While he has a massive section of folks rooting for him, Vargas does unfortunately take cheap shots on social media from people spewing hate about his race or his appearance due to being born with craniosynostosis. For those who have hate in their hearts, Vargas feels there’s sadly no changing their minds.
“Like I said, there are people who aren’t going to like me, and that’s fine. I’ve had to deal with some really ugly people, who decide to not like me for things that are unrelated to racing, like my race and stuff like that,” Vargas said. “And for those people, there’s no breaking through to them, unfortunately.”
To be hated simply for his appearance and his family’s cultural background, and nothing that he has actually done is quite upsetting. But Vargas takes solace in the welcoming environment that NASCAR has built around the sport in recent years.
“It sucks. It sucks that there are people that exist that have so much negativity and allows that kind of hate to get through,” Vargas said. “It’s crazy. It’s not something that I was ever worried about or thought about. And when I say this, the sport NASCAR as a whole it’s done a fantastic job being a very welcoming environment for any minority or female that wants to get into racing. Everyone in the industry welcomes minorities or females, or whoever, or whatever they choose to identify as.

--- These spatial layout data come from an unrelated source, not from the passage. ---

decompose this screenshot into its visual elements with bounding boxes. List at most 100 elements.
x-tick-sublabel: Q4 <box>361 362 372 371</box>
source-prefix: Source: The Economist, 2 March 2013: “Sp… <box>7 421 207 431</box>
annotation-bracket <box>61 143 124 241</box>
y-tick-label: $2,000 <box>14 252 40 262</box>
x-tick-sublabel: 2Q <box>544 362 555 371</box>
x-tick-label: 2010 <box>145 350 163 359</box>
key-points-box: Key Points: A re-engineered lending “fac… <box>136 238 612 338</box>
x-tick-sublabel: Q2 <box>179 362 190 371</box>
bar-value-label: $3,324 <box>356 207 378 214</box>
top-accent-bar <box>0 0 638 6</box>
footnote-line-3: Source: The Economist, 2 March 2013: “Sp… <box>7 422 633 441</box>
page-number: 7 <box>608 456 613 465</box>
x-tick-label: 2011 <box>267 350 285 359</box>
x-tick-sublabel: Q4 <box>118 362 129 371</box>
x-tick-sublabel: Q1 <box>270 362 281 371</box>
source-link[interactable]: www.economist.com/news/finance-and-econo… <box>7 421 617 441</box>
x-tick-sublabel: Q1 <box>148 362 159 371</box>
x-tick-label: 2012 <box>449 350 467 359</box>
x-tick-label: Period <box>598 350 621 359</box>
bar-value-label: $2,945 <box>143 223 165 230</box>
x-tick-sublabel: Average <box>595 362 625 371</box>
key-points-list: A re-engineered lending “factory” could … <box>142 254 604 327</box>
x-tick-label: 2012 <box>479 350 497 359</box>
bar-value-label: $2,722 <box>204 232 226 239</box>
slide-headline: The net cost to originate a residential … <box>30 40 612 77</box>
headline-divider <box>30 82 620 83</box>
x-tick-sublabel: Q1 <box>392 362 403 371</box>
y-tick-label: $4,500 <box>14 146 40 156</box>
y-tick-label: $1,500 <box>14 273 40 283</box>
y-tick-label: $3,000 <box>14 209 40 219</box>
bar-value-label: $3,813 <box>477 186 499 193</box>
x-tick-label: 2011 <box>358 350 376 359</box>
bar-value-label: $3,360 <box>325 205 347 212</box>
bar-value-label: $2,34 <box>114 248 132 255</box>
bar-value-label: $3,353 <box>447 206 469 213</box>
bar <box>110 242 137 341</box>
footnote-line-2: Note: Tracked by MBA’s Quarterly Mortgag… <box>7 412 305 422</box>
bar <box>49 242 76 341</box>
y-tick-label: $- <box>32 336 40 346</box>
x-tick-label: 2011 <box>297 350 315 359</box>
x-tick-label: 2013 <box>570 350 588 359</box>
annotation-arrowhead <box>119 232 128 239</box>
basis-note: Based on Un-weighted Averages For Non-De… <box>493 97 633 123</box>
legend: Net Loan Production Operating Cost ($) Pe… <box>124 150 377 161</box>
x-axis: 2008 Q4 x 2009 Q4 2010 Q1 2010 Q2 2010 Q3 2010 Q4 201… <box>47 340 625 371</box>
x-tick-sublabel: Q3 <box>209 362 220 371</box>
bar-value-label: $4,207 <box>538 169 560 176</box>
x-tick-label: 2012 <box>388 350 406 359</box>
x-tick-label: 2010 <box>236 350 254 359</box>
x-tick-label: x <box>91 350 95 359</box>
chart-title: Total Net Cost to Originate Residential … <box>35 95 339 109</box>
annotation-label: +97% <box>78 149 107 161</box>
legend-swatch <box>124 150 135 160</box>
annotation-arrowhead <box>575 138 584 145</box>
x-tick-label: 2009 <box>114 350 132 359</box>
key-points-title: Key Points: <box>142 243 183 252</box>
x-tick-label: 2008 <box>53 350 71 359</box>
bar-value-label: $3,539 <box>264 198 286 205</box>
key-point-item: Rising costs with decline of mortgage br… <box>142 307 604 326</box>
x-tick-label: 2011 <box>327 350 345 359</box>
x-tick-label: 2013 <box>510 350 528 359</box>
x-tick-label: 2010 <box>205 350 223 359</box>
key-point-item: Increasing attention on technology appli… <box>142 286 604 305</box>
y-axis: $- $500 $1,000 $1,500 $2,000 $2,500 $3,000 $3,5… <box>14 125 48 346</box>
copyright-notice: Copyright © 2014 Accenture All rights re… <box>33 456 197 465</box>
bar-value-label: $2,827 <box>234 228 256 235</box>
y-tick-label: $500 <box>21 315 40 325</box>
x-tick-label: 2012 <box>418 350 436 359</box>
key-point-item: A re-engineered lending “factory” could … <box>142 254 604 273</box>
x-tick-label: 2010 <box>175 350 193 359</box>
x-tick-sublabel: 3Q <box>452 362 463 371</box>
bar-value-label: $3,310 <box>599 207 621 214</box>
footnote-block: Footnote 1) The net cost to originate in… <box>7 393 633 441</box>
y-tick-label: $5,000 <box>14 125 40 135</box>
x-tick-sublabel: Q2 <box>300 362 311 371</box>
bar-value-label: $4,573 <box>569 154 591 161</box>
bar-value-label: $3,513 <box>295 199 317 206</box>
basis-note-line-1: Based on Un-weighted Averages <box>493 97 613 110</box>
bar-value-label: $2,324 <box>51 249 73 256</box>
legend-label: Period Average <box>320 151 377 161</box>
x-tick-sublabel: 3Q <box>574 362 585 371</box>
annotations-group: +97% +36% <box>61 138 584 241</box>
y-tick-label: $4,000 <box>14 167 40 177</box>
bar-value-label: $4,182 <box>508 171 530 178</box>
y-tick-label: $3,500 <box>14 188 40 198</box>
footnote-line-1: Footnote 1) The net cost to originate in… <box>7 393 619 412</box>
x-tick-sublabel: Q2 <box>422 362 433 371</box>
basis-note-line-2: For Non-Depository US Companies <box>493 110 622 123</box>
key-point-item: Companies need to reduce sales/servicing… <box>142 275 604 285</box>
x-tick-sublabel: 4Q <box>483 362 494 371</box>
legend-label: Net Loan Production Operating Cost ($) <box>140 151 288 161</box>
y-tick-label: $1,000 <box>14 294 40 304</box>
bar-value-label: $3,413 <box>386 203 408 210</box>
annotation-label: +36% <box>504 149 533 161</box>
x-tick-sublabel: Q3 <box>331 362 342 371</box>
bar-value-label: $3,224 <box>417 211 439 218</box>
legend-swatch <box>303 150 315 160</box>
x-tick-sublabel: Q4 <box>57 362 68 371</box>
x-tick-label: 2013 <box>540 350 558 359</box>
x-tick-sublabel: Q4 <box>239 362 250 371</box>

We welcome all people with open arms in racing. In any society, there is always the ugly. There’s always that. It’s however you shut that out. You try not to give it too much attention.”
Back to the task at hand, Vargas has a date with a 1.54-mile quad oval in Hampton, Georgia on Saturday. Vargas is heading into the weekend with an open mind about how he feels he and the No. 30 team should run.
“For me, I’m not going to target a specific finish, but if I could leave there with a top-10 to top-15, I’ll be okay,” Vargas explained. “If I leave there with a top-10 or a top-five, that’s really mission accomplished. And if we mess around and end up contending for the win, well, then that means we have accomplished all of the goals I have set for my career.
“You also have to be realistic. This is my first-ever truck race. It’s Atlanta, which is a now a superspeedway essentially. There are a lot of things that could happen. We could get mired deep in the pack. Another thing too, I have five or six more opportunities to go out this year and have an opportunity, so I can’t hang everything on one race. But for me, I want to come out of there with a strong finish and a clean truck.”
But what if Vargas is leading in those closing laps?
“If I’m leading on the white flag and get turned, I won’t be too mad. I’ll be mad that I lost, but I’ll be stoked that I was leading,” Vargas stated. “I haven’t really been able to go out and contend for a win at this level yet, so if that happens, and I’m not expecting it, but if we go out there and end up being in the mix like that, it’s going to be a really big day for myself, my partner Leargas Security and the team On Point Motorsports. We know what we’re capable of, but we also need to leverage expectations as well.”
Tune into the NASCAR Craftsman Truck Series FR8 208 at Atlanta Motor Speedway on Saturday, March 18th at 2:00 PM ET on FS1 to see how Ryan Vargas does in his first start with the No. 30 On Point Motorsports team.